Marcel Botton (Directeur Général Délégué de Nomen) est considéré comme LE monsieur marques dans le monde, pour en avoir créé avec son cabinet des centaines que nous connaissons tous. Le droit des marques français, comme celui de la quasi-totalité des autres pays du monde, repose sur des principes fondateurs qui ont été remis en cause, les uns après les autres, par l’économie numérique. C’est le moment de lui demander son avis…
Comment Internet a bousculé le monde des noms de marques.
Le principe de territorialité postule que le droit d’usage exclusif d’une marque, protégé par l’enregistrement, est territorial, c’est-à-dire délimité par des zones géographiques expressément désignées par le titulaire de la marque. Or, même s’il existe des extensions géographiques pour les noms de domaine (.fr, .uk, .eu, etc.), d’ailleurs pas toujours réservées aux nationaux, les extensions génériques de premier niveau (.com, .net, etc.) de même que les nouvelles extensions sont d’emblée mondiales et excluent une quelconque délimitation géographique. Le principe de spécialité énonce que la marque (sauf cas particulier des marques dites « notoires ») est protégée pour les produits ou services qu’elle revendique dans son enregistrement, et non pas pour TOUT. Ce qui autorise d’ailleurs l’existence de noms de marques identiques pour des produits différents, par exemple les stylos et les desserts Mont-Blanc. Rien de tel n’existe pour les noms de domaine.

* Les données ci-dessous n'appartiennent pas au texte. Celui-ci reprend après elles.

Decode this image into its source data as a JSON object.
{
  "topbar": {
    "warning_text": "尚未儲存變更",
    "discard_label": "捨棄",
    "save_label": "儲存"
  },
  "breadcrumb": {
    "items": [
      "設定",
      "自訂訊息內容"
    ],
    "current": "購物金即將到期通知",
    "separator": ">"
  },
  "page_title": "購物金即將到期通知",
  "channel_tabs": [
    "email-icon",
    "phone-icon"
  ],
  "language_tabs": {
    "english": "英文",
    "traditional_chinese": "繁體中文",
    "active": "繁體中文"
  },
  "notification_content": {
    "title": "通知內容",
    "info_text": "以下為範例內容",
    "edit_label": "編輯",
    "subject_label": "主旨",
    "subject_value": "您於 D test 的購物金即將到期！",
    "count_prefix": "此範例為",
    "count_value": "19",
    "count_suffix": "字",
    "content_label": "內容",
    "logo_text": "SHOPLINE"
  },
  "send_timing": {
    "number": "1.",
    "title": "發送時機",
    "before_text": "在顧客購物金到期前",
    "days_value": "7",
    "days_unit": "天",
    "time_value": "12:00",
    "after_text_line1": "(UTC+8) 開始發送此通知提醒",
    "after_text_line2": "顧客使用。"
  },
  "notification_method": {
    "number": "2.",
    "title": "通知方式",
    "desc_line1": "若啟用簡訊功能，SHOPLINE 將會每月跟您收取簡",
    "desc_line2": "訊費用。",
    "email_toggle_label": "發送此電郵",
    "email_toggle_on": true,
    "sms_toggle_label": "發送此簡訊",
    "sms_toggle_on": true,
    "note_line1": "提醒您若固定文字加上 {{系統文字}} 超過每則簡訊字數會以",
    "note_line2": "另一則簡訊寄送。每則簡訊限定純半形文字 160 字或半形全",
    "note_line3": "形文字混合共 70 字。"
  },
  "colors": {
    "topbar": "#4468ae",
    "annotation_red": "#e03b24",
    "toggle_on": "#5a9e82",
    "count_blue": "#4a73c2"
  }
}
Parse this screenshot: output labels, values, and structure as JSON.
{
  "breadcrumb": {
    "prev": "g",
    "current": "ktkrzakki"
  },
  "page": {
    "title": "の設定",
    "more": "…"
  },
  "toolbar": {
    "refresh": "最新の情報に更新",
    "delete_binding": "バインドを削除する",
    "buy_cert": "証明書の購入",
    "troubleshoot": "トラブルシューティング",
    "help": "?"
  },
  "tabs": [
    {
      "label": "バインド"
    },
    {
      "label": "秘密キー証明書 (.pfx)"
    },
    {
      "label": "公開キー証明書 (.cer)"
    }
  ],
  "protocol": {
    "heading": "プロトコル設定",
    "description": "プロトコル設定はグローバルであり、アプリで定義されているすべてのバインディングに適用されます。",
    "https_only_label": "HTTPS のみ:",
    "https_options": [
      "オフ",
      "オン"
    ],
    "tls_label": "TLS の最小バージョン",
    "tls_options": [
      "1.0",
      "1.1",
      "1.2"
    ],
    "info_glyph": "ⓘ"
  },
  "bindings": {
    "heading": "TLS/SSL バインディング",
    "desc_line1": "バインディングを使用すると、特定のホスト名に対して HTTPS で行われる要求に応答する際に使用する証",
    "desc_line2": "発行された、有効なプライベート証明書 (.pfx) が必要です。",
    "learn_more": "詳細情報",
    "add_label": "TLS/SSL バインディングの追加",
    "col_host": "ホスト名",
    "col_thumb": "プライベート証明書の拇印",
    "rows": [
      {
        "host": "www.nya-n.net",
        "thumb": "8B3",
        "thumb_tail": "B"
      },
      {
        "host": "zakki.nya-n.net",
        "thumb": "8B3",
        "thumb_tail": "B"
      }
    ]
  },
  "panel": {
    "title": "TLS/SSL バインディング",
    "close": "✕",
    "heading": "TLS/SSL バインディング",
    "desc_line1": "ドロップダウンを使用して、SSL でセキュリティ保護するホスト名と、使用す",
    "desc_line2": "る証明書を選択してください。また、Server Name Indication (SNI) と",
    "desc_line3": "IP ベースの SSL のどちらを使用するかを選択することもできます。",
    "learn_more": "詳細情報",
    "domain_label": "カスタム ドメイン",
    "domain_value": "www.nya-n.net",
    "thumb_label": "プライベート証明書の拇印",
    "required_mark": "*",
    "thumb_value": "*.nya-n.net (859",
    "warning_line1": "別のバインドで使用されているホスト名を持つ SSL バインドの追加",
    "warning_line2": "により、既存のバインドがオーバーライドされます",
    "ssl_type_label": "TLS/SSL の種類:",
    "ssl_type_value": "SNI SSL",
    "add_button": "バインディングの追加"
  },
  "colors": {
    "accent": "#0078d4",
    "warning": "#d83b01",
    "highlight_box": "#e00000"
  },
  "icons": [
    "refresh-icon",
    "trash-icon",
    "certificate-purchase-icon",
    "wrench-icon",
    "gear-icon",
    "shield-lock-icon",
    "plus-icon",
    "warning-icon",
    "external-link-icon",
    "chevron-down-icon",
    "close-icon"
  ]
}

L’obligation d’usage établit que le monopole qu’octroie l’enregistrement de la marque a pour contrepartie l’obligation d’utiliser la marque, faute de quoi quiconque y ayant intérêt peut en demander et obtenir la déchéance. Rien de ce genre pour les noms de domaine, pour lesquels le simple paiement d’une redevance modique permet un droit d’occupation perpétuel. Le principe de non-descriptivité interdit d’enregistrer un nom de marque décrivant une caractéristique essentielle du produit ou service qu’elle désigne. On ne peut par exemple déposer la marque eau de source pour une eau de source en bouteille. Les examinateurs des offices nationaux y veillent. Aucune règle de ce type n’a été établie pour les noms de domaine. Le principe de non-déceptivité énonce l’interdiction d’enregistrer une marque susceptible de tromper le public sur la nature ou les caractéristiques du produit. Par exemple : source des montagnes, pour une eau en bouteille ne provenant pas de sources montagneuses. Là encore, rien de tel en ce qui concerne les noms de domaine, sauf à évoquer après-coup la tromperie. Bref, le vieux droit des marques national, et sa jurisprudence pluri-centenaire, a été bousculé par une espèce de surcouche qui, sans abroger le droit des marques, est venue ébranler ses fondements.
La situation actuelle est la suivante : les grands acteurs de l’économie numérique, qui sont aujourd’hui les grands acteurs de l’économie tout court, presque tous américains, et dont le marché principal est les États-Unis, avancent vite et à marche forcée sans perdre trop de temps à valider au préalable leurs nouveaux noms de marque dans tous les autres pays, petits ou moyens. Quitte à se retrouver ensuite dans des litiges locaux et des chantages financiers auxquels ils cèdent généralement. La jurisprudence a d’ailleurs fini par reconnaitre aux noms de domaine certains droits face à des marques déposées postérieurement. Allons-nous vers la création d’un organisme international gérant de futures marques mondiales ? C’est possible, mais cela générera des situations extrêmement complexes.
Par ailleurs, l’extension du rayon d’action et de la zone de chalandise des marques numériques au niveau mondial, parallèlement à l’absence du principe de spécialité dans les noms de domaine, rend la création de marques nouvelles particulièrement difficile. D’où la nécessité d’explorer de nouveaux champs en fabricant des mots improbables. C’était déjà le cas du temps des marques se terminant en oo (wanadoo, kelkoo, etc.). C’est aussi l’explication du retour en grâce des lettres rares, x, k, q, w. C’est enfin l’apparition de séquences de lettres non conventionnelles, telles que le « q » non suivi d’un « u », Qobuz par exemple.
Alors même qu’il y a quelques années on recherchait les suites de lettres (on disait « les chaînes de caractères ») naturelles en utilisant les chaines de Markov, comme Roland Moreno et moi-même l’avions formalisé dans un logiciel de création de noms, aujourd’hui c’est la logique inverse qui prévaut : on recherche des noms étranges, improbables, permettant d’augmenter les chances de disponibilité tout en attirant d’avantage l’attention par leur étrangeté même.